Noel was convicted of manslaughter for leaving the dogs with his wife, and was paroled in 2004. Their trial was transferred to Los Angeles after the couple's pretrial statements generated widespread hostility.

In interviews after the attack, Knoller said she had tried to protect Whipple and suggested that her neighbor was responsible for her own death by remaining in the hallway. At her trial, she described Bane as "gentle and loving and affectionate'' and denied having been warned that the dogs were dangerous.

But the Supreme Court said Thursday that there had been about 30 incidents before the attack on Whipple in which the dogs were out of control or threatening humans and other dogs. In response to neighbors' complaints, the couple "responded callously, if at all,'' the court said.

The justices also noted that Knoller and Noel had agreed with the prisoner who owned the dogs that they would name a dog-breeding enterprise "Dog-O-War.''

After the jury verdict, Superior Court Judge James Warren said he was convinced Knoller had been aware that the dogs were dangerous. But he said she was innocent of murder because she had not known her conduct posed a "high probability of death."

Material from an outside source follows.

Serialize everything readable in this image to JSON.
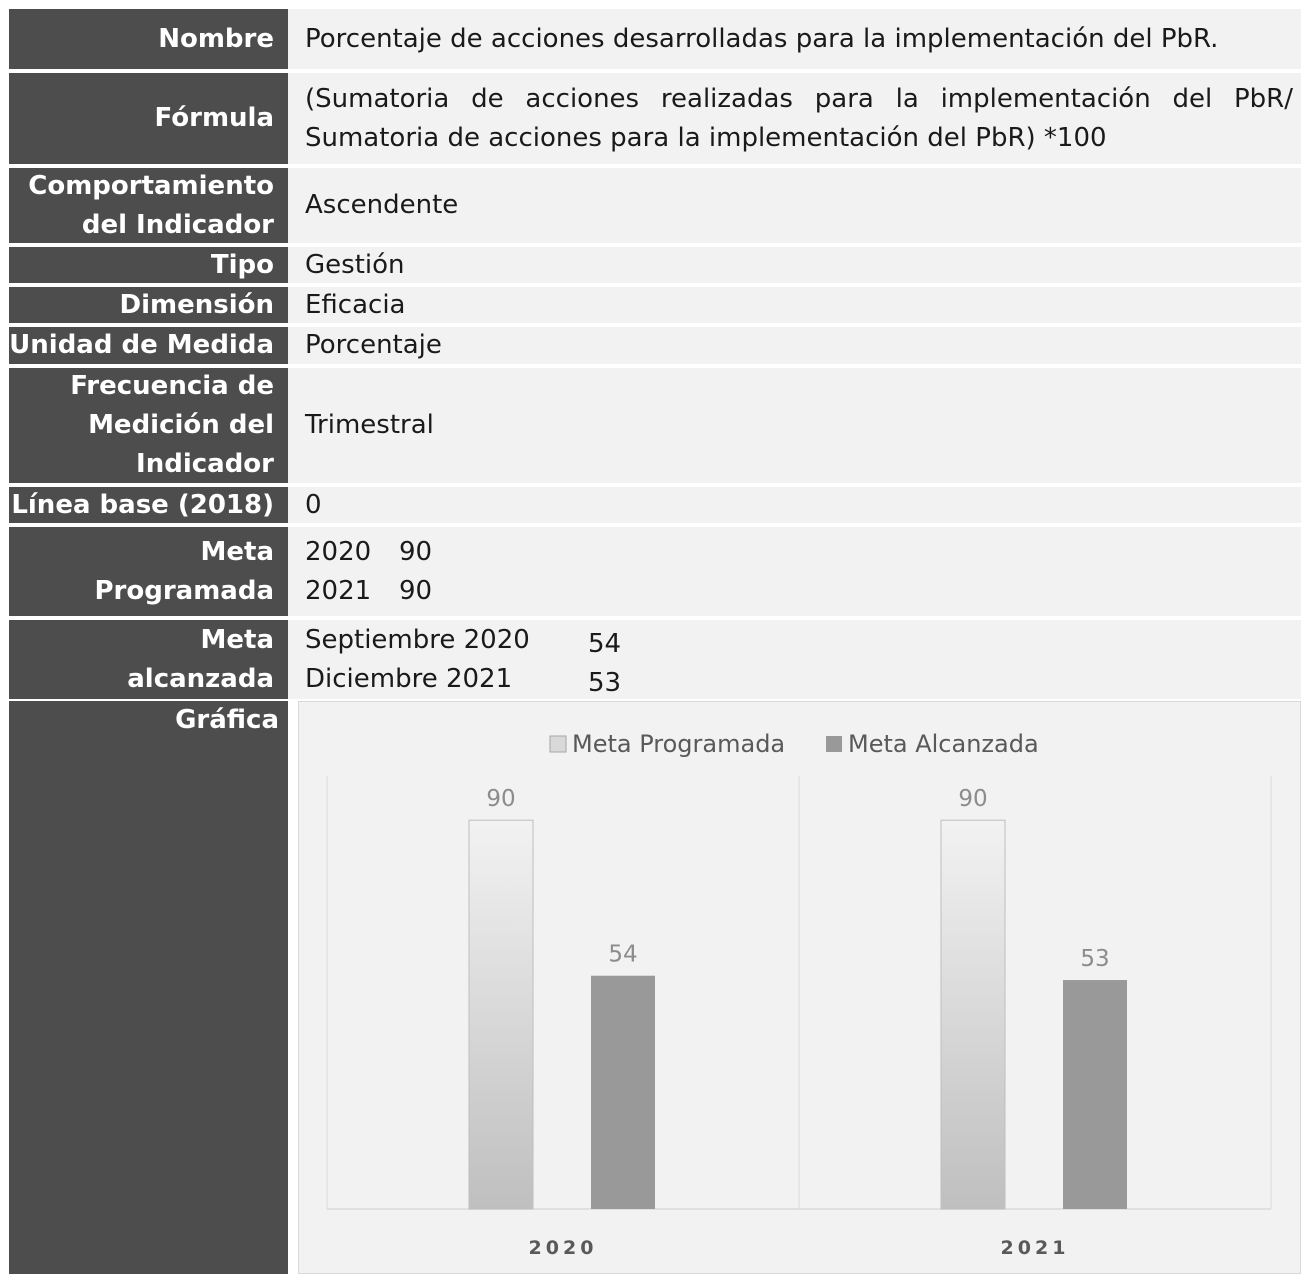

As an additional ground for reducing Knoller's conviction, Warren said he thought Noel, charged only with manslaughter, was the guiltier of the two because he had left his wife alone with the dogs, despite knowing that she could not control them.

The now-retired Warren applied the wrong legal standards to both questions, the state's high court said Thursday.

A defendant who knowingly subjects others to a risk of death can be guilty of murder, regardless of whether the conduct created a high probability of death, Justice Joyce Kennard said in the unanimous ruling. She also said judges generally can't second-guess prosecutors' decisions on whether defendants should face different charges.